The theories that explain worldwide climate change are almost as varied as the weather. The more familiar ones attribute changes of climate to Olympian forces that range from geological upheavals and dust-belching volcanoes to long-term variations in the radiation of the sun and eccentricities in the orbit of the earth. Only the so-called carbon dioxide theory takes account of the possibility that human activities may have some effect on climate. This theory suggests that in the present century man is unwittingly raising the temperature of the earth by his industrial and agricultural activities.
Even the carbon dioxide theory is not new; the basic idea was first precisely stated in 1861 by the noted British physicist John Tyndall. He attributed climatic temperature-changes to variations in the amount of carbon dioxide in the atmosphere. According to the theory, carbon dioxide controls temperature because the carbon dioxide molecules in the air absorb infrared radiation. The carbon dioxide and other gases in the atmosphere are virtually transparent to the visible radiation that delivers the sun's energy to the earth. But the earth in turn reradiates much of the energy in the invisible infrared region of the spectrum. This radiation is most intense at wavelengths very close to the principal absorption band (13 to 17 microns) of the carbon dioxide spectrum. When the carbon dioxide concentration is sufficiently high, even its weaker absorption bands become effective, and a greater amount of infrared radiation is absorbed [see chart on page 42]. Because the carbon dioxide blanket prevents its escape into space, the trapped radiation warms up the atmosphere.
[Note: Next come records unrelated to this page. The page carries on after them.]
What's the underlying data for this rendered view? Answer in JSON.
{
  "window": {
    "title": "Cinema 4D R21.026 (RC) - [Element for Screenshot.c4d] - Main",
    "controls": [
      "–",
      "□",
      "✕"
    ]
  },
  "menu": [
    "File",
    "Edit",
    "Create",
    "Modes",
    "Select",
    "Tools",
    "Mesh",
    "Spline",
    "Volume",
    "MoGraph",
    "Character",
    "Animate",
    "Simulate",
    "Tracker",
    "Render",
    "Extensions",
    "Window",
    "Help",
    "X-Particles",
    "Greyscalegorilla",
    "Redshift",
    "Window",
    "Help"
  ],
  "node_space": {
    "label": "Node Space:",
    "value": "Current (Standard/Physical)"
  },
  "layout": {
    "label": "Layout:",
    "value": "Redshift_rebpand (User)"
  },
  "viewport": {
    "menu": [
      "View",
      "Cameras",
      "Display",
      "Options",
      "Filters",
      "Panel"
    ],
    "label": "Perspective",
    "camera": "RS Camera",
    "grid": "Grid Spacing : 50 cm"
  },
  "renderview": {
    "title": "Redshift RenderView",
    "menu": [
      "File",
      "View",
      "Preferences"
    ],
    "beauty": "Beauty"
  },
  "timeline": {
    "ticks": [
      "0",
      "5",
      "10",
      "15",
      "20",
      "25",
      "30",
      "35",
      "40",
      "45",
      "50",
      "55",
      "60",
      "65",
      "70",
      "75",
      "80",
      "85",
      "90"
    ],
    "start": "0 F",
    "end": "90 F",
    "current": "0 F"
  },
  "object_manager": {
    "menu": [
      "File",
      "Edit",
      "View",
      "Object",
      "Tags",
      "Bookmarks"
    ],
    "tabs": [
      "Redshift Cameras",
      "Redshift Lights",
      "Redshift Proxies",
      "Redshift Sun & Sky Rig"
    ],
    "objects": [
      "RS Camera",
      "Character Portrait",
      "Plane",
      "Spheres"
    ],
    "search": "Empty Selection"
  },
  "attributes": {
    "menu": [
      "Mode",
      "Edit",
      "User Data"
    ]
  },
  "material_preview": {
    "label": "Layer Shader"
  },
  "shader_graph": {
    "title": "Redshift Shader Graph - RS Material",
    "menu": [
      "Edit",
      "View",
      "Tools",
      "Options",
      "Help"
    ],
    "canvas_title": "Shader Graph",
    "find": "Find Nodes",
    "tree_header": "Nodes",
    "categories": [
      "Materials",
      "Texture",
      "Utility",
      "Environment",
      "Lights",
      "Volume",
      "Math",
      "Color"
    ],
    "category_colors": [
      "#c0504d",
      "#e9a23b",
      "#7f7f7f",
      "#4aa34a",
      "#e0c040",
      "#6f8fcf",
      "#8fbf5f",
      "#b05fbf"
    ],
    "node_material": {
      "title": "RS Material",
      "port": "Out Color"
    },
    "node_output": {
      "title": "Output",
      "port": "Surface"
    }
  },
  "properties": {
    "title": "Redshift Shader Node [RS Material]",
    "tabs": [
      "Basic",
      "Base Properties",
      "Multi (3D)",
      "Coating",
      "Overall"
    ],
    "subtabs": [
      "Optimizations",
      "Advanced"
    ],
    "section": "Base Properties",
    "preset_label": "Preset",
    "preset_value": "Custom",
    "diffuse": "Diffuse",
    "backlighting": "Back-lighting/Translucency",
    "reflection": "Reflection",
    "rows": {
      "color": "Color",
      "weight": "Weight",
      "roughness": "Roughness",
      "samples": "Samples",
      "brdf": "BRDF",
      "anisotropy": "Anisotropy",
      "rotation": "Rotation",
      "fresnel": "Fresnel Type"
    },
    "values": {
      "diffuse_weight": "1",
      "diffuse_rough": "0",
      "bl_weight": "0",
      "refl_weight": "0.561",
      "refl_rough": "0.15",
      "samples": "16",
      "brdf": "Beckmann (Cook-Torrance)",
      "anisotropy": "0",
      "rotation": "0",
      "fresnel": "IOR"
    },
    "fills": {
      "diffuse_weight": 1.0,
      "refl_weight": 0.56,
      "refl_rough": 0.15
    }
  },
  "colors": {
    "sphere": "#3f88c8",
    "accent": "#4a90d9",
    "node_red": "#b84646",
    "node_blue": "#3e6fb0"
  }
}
A familiar instance of this "greenhouse" effect is the heating-up of a closed automobile when it stands for a while in the summer sun. Like the atmosphere, the car's windows are transparent to the sun's visible radiation, which warms the upholstery and metal inside the car; these materials in turn re-emit some of their heat as infrared radiation. Glass, like carbon dioxide, absorbs some of this radiation and thus traps the heat, and the temperature inside the car rises.
Water vapor and ozone, as well as carbon dioxide, have this effect because they too absorb energy in the infrared region. But the climatic effects due to carbon dioxide are almost entirely independent of the amount of these other two gases. For the most part their absorption bands occur in different regions of the spectrum. In addition, nearly all water vapor remains close to the ground, while carbon dioxide diffuses more evenly through the atmosphere. Thus throughout most of the atmosphere carbon dioxide is the main factor determining changes in the radiation flux.
The 2.3 X 1012 (2,300 billion) tons of carbon dioxide in the earth's present atmosphere constitute some .03 per cent of its total mass. The quantity of carbon dioxide in the atmosphere is determined by the amounts supplied and withdrawn from three other great reservoirs: oceans, rocks and living organisms. The oceans contain some 1.3 X 1014 tons of carbon dioxide—about 50 times as much as the air. Some of the gas is dissolved in the water, but most of it is present in carbonate compounds. The oceans exchange about 200 billion tons of carbon dioxide with the atmosphere each year. When the equilibrium is disturbed, the oceans may engulf or disgorge billions of additional tons of carbon dioxide. This puts a damper on the fluctuations in the carbon dioxide content of the atmosphere: when the atmospheric concentration rises, the oceans tend to absorb much of the excess; when it fails, the oceanic reservoir replenishes it.